Конечно, Оля отлично знает: сердце у бабушки здоровое. Каким оно еще может быть, если вместо него «пламенный мотор»? И про маразм знает, и что врачи «Скорой» теряют свое драгоценное время, а зарплаты у них мизерные, и, может быть, сейчас, пока они тут возятся с маразматической Олиной бабушкой, кто-то молодой погибает, ожидая бригаду. И молодая жизнь значительно важней, чем капризы сумасшедшей старухи. Все это Оля знает, возражать не собирается, готова сунуть в золотую медицинскую руку свой последний мятый полтинник. Простите, больше нет… Они простят. Полтинник – это мало, но они простят.

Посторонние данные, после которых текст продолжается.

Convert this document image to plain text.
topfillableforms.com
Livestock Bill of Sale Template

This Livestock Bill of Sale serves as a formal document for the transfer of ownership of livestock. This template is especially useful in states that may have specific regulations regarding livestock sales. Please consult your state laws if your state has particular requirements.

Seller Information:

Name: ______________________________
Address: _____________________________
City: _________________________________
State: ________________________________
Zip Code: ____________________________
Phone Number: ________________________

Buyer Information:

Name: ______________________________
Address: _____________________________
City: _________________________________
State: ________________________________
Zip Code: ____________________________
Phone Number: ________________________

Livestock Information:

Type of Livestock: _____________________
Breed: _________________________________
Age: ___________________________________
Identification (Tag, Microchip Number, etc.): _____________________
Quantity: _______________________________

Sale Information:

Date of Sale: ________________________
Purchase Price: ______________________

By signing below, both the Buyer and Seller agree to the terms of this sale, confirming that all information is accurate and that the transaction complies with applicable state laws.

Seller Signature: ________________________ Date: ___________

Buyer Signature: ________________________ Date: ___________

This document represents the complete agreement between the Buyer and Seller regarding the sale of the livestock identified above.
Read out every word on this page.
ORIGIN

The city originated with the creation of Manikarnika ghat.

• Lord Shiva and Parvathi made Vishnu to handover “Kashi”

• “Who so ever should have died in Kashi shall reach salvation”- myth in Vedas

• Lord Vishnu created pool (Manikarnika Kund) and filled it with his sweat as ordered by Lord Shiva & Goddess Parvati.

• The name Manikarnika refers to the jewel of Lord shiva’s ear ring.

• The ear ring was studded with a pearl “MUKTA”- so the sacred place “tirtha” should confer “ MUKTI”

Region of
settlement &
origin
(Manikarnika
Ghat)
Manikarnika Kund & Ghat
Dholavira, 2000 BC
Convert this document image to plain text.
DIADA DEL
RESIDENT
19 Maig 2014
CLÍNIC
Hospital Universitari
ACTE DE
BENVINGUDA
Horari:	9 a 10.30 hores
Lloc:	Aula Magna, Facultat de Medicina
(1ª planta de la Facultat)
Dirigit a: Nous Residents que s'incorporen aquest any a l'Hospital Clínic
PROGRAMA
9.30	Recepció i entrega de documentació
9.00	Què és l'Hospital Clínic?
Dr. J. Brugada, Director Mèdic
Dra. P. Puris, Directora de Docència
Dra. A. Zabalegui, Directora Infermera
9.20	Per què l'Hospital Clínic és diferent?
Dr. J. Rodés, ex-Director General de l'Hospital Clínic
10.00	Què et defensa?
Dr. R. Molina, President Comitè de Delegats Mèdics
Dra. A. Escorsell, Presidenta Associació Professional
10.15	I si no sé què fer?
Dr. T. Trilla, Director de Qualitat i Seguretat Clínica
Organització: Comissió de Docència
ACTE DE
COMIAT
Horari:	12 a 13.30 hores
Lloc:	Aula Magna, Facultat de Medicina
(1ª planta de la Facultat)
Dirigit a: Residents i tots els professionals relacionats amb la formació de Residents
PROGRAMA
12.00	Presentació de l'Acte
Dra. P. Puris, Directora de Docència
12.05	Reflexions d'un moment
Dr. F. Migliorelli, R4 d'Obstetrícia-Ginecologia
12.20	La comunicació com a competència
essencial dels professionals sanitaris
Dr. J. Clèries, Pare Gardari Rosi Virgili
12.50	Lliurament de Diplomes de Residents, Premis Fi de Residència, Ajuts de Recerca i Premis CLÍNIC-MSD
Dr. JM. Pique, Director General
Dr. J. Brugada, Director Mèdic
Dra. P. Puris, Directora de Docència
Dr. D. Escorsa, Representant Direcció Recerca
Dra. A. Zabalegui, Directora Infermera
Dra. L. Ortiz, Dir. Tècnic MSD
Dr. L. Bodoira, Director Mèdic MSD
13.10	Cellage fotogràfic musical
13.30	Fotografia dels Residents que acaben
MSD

Оглядевшись в нищей однокомнатной клетушке, они поймут, что больше Оля дать не может.
А если их не вызывать, Иветта Тихоновна выбежит на лестничную площадку, начнет барабанить в дверь соседям, орать: «Помогите! Умираю!», соседи позвонят в милицию.
Лучше стерпеть обязательный вечерний монолог старушки, в конце концов, все вместе – еда, мытье, лекция о смысле жизни – займет не больше часа. Потом можно наконец закрыться на кухне, остаться одной, оглохнуть, ослепнуть, ни о чем не думать…
Когда она подошла к вагонной двери, кто-то осторожно тронул ее за плечо:
– Девушка, вы уронили…
Пожилой мужчина протягивал ей маленькую цветную фотографию.
– Да, спасибо. – Оля не глядя взяла снимок.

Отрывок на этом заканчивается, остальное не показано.